The distance between the electron and the nucleus it is bound to.
Attraction decreases with distance.

The number of intervening electrons between the electron and the nucleus - 'Screening'
Intervening electrons have a negative charge which repulses other electrons and reduces the attraction between electron and nucleus. This is referred to as screening. Note that intervening electrons do not 'block' attraction as the name suggests rather they reduce attraction by providing an opposing repulsion.

Whether or not the electron under consideration is alone in its orbital or paired with another electron
Paired electrons repulse each other and reduce attraction between the electron and the nucleus.

Changes in first Ionisation Energy within groups and periods[edit | edit source]

The First Ionisation Energy decreases down Group II. This is because each element has a new shell, increasing the amount of shielding and the atomic radius.

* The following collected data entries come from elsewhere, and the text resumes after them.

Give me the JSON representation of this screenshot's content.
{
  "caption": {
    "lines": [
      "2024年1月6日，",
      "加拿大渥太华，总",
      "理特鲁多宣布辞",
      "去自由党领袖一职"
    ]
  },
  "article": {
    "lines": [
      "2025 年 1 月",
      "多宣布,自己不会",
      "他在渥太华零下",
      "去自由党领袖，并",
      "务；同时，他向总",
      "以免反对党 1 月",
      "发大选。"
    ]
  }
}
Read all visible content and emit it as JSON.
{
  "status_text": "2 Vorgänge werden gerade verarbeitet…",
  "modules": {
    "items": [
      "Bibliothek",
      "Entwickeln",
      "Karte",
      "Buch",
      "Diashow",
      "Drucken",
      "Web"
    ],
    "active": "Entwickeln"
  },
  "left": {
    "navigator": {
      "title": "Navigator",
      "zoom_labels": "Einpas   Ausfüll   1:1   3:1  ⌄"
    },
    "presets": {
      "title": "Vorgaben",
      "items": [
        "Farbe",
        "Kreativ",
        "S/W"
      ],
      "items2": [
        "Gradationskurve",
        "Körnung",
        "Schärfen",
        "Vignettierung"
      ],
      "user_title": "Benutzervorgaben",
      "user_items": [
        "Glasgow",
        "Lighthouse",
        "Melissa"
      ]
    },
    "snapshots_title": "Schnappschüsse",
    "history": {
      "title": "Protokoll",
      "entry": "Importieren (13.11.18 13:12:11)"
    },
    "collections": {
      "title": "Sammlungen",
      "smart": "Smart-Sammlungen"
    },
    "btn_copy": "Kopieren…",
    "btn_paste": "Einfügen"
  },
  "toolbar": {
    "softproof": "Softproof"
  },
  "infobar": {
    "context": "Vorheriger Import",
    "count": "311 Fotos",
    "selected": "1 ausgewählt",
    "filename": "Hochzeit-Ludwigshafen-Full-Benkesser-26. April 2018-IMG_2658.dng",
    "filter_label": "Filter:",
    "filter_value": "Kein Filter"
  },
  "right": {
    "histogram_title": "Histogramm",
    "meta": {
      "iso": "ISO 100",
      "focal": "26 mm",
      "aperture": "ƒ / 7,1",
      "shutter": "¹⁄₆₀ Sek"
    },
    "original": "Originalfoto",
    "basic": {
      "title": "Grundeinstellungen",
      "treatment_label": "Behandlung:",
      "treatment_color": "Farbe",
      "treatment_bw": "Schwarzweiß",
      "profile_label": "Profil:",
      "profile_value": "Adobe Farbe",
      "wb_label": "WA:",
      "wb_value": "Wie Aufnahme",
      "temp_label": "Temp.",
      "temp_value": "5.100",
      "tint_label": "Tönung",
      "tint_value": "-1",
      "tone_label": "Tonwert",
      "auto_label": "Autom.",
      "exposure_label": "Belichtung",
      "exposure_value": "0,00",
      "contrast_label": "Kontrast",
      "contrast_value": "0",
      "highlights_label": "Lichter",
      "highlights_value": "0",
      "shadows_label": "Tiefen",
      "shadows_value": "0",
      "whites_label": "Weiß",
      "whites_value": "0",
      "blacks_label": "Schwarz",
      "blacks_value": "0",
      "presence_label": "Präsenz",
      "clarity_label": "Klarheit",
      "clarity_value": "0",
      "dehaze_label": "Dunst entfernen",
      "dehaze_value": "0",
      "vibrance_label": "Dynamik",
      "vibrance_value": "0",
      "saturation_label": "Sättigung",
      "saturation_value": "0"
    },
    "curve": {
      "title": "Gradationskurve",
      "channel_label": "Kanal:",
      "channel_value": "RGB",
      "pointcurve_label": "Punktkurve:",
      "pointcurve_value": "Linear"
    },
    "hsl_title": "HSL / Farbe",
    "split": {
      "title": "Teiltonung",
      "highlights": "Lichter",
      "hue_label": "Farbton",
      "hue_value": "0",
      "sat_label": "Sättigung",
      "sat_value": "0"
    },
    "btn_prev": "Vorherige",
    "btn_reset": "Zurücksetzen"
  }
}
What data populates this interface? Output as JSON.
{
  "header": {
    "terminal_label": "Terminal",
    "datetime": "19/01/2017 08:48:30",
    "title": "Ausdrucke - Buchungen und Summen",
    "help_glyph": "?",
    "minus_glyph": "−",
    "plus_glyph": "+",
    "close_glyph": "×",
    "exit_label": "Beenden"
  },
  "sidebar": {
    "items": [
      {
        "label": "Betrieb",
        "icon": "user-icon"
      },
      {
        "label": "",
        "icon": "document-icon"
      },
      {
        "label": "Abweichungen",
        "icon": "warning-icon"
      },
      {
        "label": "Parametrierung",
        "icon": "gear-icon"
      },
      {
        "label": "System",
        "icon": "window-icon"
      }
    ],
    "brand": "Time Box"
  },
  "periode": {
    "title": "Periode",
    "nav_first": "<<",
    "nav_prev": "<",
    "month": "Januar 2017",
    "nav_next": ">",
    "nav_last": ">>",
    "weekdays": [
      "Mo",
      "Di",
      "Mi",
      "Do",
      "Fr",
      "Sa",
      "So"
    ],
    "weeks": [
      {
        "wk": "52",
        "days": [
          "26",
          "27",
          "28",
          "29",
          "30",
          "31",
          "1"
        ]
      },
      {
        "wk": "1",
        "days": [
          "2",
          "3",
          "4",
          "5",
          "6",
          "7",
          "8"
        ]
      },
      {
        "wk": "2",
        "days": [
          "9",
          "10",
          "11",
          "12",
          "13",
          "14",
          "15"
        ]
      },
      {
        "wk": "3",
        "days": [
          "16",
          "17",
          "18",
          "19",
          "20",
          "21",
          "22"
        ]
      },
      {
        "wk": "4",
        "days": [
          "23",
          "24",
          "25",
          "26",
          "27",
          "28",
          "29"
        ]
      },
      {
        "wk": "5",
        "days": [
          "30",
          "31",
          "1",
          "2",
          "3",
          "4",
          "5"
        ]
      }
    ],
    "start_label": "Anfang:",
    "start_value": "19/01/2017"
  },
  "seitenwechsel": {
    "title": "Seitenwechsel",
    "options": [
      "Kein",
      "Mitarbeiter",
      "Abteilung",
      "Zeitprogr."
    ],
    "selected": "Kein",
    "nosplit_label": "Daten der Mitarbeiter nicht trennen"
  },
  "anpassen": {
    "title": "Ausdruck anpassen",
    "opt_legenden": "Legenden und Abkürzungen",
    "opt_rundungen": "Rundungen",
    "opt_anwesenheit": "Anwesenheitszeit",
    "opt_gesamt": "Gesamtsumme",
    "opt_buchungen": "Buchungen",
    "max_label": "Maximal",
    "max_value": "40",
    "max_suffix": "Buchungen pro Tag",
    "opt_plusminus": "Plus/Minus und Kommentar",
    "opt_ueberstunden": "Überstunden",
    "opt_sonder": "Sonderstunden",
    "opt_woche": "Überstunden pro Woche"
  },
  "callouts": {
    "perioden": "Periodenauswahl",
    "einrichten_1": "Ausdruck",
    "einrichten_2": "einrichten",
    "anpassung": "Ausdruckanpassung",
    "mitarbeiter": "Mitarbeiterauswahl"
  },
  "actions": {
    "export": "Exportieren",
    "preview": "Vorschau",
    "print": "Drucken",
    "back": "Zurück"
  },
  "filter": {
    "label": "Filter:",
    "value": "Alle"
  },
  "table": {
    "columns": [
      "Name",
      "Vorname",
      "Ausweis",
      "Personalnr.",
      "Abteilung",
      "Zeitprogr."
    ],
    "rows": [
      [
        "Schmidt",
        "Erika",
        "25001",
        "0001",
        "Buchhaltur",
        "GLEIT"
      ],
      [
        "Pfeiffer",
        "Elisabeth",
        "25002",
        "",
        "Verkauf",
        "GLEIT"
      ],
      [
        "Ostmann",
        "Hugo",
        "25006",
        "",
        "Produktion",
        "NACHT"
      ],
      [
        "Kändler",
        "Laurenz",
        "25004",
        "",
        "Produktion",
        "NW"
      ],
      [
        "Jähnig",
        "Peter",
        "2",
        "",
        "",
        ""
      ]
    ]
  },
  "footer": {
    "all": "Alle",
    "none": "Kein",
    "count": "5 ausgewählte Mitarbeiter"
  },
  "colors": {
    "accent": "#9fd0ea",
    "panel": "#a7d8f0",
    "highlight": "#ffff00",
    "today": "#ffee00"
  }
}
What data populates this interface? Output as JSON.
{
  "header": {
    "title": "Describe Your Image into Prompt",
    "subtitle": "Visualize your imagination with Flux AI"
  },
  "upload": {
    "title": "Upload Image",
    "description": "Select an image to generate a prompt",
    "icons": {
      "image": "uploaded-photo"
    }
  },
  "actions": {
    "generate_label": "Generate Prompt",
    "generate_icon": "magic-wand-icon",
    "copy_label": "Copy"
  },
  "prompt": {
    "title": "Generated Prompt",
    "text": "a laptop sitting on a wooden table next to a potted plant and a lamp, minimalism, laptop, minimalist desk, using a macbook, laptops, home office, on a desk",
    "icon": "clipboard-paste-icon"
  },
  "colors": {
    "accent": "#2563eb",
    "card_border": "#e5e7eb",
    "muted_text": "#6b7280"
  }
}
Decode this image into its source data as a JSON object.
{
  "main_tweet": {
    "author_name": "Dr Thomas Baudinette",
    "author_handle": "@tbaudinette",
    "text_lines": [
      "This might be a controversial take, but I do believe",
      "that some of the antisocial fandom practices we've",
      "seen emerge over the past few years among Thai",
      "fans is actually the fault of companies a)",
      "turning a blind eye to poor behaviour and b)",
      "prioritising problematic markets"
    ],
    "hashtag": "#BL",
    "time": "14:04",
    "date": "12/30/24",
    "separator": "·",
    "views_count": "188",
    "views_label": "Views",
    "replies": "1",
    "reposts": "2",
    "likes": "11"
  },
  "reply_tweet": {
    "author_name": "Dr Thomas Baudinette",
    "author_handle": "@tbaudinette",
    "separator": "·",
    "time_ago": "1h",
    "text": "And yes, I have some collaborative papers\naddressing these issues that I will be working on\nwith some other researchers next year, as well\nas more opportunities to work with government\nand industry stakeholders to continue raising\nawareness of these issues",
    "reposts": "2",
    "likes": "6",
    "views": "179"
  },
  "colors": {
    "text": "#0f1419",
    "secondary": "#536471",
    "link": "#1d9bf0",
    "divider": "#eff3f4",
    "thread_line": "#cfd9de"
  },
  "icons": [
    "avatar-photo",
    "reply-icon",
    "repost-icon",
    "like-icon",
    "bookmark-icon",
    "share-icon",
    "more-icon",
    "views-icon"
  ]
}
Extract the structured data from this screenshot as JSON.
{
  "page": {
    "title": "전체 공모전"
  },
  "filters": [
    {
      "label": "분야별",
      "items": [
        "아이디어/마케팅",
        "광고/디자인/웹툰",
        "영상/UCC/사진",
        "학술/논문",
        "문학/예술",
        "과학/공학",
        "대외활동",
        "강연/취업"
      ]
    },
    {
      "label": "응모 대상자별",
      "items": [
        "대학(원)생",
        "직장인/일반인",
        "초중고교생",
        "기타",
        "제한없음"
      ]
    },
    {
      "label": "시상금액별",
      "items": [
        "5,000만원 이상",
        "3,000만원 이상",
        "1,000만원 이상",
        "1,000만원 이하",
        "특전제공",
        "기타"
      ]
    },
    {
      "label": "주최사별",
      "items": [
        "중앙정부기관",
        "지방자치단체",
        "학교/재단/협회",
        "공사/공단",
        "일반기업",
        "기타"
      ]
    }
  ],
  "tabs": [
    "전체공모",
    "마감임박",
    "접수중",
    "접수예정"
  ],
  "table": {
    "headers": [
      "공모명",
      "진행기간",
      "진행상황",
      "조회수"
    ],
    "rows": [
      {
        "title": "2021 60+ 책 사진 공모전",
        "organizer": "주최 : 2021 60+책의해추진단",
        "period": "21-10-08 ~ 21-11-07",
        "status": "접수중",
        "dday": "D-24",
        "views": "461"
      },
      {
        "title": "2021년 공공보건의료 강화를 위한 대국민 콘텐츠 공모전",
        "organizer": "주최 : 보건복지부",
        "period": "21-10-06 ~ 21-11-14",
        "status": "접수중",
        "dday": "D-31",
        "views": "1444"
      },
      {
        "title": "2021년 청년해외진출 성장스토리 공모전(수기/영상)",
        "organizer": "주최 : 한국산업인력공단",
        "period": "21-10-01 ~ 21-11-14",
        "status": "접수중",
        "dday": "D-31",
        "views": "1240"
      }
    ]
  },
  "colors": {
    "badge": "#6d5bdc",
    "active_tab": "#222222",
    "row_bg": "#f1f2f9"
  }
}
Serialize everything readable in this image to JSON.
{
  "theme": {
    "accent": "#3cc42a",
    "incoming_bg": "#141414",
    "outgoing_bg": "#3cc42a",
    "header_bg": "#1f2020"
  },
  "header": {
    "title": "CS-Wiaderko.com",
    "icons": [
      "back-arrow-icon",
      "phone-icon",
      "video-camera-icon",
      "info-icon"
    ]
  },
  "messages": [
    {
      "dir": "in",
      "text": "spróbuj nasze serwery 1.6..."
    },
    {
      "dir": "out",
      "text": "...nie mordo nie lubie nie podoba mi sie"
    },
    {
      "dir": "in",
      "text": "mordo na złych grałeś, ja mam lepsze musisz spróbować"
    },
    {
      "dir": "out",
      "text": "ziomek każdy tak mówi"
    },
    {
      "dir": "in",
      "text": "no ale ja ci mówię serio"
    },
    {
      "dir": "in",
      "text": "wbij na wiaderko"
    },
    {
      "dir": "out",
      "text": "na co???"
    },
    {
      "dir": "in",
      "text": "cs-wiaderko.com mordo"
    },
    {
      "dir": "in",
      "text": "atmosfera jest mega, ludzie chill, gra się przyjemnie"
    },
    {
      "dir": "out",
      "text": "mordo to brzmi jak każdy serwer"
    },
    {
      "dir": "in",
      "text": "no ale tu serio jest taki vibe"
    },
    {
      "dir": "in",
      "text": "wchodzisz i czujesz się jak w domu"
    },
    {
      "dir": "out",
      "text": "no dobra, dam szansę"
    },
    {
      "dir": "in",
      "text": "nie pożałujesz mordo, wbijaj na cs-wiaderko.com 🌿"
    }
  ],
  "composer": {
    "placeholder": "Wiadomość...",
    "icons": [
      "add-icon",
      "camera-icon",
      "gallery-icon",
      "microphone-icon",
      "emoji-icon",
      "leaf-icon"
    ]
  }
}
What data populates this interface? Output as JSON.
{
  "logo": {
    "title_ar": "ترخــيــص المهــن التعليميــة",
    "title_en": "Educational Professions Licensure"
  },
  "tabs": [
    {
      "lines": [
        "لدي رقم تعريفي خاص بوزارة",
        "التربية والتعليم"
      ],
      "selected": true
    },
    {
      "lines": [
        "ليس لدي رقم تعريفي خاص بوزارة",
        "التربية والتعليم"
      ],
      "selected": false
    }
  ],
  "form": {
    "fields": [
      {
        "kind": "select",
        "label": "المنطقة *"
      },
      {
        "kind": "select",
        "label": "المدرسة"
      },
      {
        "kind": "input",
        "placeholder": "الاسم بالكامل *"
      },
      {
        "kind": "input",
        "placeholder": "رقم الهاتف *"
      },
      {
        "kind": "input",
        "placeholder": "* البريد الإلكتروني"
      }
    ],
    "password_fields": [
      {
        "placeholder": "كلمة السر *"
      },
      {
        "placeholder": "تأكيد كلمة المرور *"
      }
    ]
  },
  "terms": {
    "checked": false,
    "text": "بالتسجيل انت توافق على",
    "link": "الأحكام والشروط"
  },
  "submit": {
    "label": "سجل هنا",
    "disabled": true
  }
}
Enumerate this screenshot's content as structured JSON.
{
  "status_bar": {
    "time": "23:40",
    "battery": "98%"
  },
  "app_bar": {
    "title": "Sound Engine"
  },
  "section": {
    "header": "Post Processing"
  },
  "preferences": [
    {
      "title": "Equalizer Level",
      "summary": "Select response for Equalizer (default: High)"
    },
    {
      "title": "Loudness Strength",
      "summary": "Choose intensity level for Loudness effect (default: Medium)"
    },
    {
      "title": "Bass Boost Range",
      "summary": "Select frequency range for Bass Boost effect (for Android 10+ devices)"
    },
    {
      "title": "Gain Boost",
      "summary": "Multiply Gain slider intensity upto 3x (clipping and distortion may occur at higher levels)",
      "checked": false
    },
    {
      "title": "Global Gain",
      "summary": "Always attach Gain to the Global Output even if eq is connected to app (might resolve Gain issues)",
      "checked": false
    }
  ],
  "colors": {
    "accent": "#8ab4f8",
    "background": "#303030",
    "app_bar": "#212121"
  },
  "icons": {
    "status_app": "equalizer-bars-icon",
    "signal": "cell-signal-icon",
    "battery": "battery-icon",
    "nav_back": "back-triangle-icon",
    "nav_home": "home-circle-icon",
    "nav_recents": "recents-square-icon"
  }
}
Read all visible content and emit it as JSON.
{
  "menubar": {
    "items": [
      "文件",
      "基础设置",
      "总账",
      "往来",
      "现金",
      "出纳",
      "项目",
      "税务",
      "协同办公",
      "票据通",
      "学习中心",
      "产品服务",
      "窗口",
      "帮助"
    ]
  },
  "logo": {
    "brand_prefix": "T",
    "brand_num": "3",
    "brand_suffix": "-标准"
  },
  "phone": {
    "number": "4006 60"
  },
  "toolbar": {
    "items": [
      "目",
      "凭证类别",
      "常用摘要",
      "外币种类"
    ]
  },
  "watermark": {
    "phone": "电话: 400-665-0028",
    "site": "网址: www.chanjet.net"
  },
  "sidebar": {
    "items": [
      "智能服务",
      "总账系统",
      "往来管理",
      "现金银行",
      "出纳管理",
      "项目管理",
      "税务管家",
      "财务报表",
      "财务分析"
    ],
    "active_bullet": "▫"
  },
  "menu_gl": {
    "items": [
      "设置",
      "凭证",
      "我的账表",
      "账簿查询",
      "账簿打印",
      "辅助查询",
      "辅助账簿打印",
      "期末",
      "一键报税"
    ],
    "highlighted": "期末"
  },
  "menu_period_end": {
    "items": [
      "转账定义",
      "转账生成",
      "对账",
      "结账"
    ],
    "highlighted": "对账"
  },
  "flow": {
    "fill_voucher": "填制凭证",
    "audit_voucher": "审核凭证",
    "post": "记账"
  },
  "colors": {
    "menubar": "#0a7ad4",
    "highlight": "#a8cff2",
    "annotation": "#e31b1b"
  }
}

The First Ionisation Energy increases across Period III. This is because:

  • The effective nuclear charge increases, due to increase in the number of protons.
  • The radius of atom decreases with increasing atomic number, hence more energy is required to remove outer electrons.
  • The number of shells remains the same; leading to the same amount of shielding.

There is a drop from Mg to Al because there is a new subshell which is higher in energy (more energy is required to remove the outer electrons). There is another drop from P to S because both electrons are now filled in the 3p subshell, leading to some repulsion.

Changes in Atomic Radius[edit | edit source]

Across Period 3 (Na to Ar) as the number of protons in the nucleus increases, the effective nuclear charge increases but shielding by inner electrons is kept unchanged as new electrons enter the same shell as they are attracted by the protons. This in turn will decrease the atomic radius.